Zarząd nie miał za dużo czasu na skompletowanie drużyny. Na pozycję pierwszego trenera zakontraktowano Zorana Sretenovicia, który jest jedną z legend klubu. Później do Ostrowa Wielkopolskiego trafiali zawodnicy. Postawiono przede wszystkim na doświadczenie. Pozyskano m.in. Curtisa Millage'a, Marcina Srokę. W składzie z zeszłego sezonu pozostali Tomasz Ochońko i Wojciech Żurawski.
Amerykanie dali zwycięstwo w debiucie
Już w pierwszym spotkaniu Millage udowodnił, że warto było na niego postawić. Poprowadził drużynę do zwycięstwa w starciu ze Startem Lublin. Amerykanin zdobył 23 punkty. Dobre wrażenie pozostawił po sobie Deshawn Delaney, który uzyskał 10 oczek.
Zimny prysznic
Ostrowianie w kolejnych trzech meczach schodzili z parkietu pokonani. Zespół BM Slam Stal przegrał z Anwilem Włocławek, Rosą Radom i AZS-em Koszalin. Na dodatek poważnej kontuzji doznał Darrius Garrett i działacze zmuszeni byli do pozyskania nowego zawodnika. Postawiono na Alexisa Wangmene'a. Kameruński podkoszowy szybko wkomponował się do zespołu Sretenovicia.

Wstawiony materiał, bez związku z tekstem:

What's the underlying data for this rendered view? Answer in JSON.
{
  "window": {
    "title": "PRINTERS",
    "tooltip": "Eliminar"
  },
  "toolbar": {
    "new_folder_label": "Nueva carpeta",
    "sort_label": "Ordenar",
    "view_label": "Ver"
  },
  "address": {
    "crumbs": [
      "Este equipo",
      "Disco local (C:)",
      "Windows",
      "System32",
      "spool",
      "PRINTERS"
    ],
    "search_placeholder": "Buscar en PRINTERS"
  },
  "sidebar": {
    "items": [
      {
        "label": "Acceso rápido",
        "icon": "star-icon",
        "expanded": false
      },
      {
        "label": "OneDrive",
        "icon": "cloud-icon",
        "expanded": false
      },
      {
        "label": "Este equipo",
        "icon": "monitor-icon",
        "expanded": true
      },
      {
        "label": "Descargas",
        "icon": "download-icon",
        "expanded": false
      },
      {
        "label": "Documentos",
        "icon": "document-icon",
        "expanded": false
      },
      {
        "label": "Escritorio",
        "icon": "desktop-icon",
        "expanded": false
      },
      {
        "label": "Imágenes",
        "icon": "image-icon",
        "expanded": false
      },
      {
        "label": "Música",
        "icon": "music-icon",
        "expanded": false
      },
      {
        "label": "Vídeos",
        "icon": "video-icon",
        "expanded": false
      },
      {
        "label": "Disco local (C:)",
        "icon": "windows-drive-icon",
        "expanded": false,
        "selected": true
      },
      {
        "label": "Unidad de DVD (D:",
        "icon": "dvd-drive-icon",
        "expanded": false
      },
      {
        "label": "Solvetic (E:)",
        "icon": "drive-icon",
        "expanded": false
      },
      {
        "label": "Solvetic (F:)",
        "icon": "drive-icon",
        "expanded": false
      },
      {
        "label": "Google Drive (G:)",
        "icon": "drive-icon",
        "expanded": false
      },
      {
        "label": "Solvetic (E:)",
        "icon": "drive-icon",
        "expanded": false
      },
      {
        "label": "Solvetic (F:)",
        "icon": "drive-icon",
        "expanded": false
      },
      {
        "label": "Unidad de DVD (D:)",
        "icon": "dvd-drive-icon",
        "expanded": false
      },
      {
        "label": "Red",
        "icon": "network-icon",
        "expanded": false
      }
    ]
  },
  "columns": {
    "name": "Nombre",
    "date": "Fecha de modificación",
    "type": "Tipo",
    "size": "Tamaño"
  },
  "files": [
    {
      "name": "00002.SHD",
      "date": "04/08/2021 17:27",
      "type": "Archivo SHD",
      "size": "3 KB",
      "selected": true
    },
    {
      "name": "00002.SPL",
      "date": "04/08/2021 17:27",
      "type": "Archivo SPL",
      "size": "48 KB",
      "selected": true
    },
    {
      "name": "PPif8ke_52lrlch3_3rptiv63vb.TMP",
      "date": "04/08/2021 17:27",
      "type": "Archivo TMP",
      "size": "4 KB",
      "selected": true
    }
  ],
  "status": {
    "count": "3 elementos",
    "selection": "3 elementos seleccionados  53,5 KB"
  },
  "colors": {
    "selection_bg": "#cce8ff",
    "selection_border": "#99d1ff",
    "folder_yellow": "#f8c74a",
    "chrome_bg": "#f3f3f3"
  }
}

Z drużyną pożegnali się także Wojciech Pisarczyk i Adrian Mroczek-Truskowski.
Odrodzenie "Stalówki"
Przełamanie przyszło 8 listopada. W Kaliszu drużyna dość niespodziewanie pokonała PGE Turów Zgorzelec. Tego zwycięstwa nie byłoby, gdyby nie świetna postawa Millage'a. Amerykanin zdobył aż 41 punktów!
Ostrowianie poszli za ciosem i pokonali na wyjeździe MKS Dąbrowa Górnicza, drużynę, która dysponuje zbliżonym potencjałem do "Stalówki". Do wygranej znów poprowadził duet Millage-Delaney.
W następnej serii gier do Kalisza przyjechała drużyna Asseco Gdynia. W pierwszej połowie wszystko układało się po myśli ostrowian, ale później do głosu doszli goście, którzy ostatecznie triumfowali 81:72.
Specjalna motywacja
W poniedziałkowym spotkaniu ze Śląskiem Wrocław zespół z Ostrowa Wielkopolskiego chciał za wszelką cenę wygrać, by oddać cześć zmarłemu w sobotę Andrzejowi Kowalczykowi, który był architektem największych sukcesów ostrowskiego basketu.
Po zaciętym spotkaniu "Stalówka" wygrała 87:82. Znów "pierwsze skrzypce" grał Millage, ale swoje dołożyli Sroka i Wangmene.
- Spotkanie było rozgrywane w nietypowych okolicznościach. Odszedł od nas trener, którego darzyliśmy wielkim szacunkiem. Bardzo chcieliśmy wygrać i to się nam udało. Tą wygraną dedykujemy trenerowi Kowalczykowi - przyznaje Sroka.
Zespół BM Slam Stal Ostrów Wielkopolski jest jedną z rewelacji Tauron Basket Ligi. "Stalówka" z bilansem 4:4 zajmuje dziewiąte miejsce w tabeli.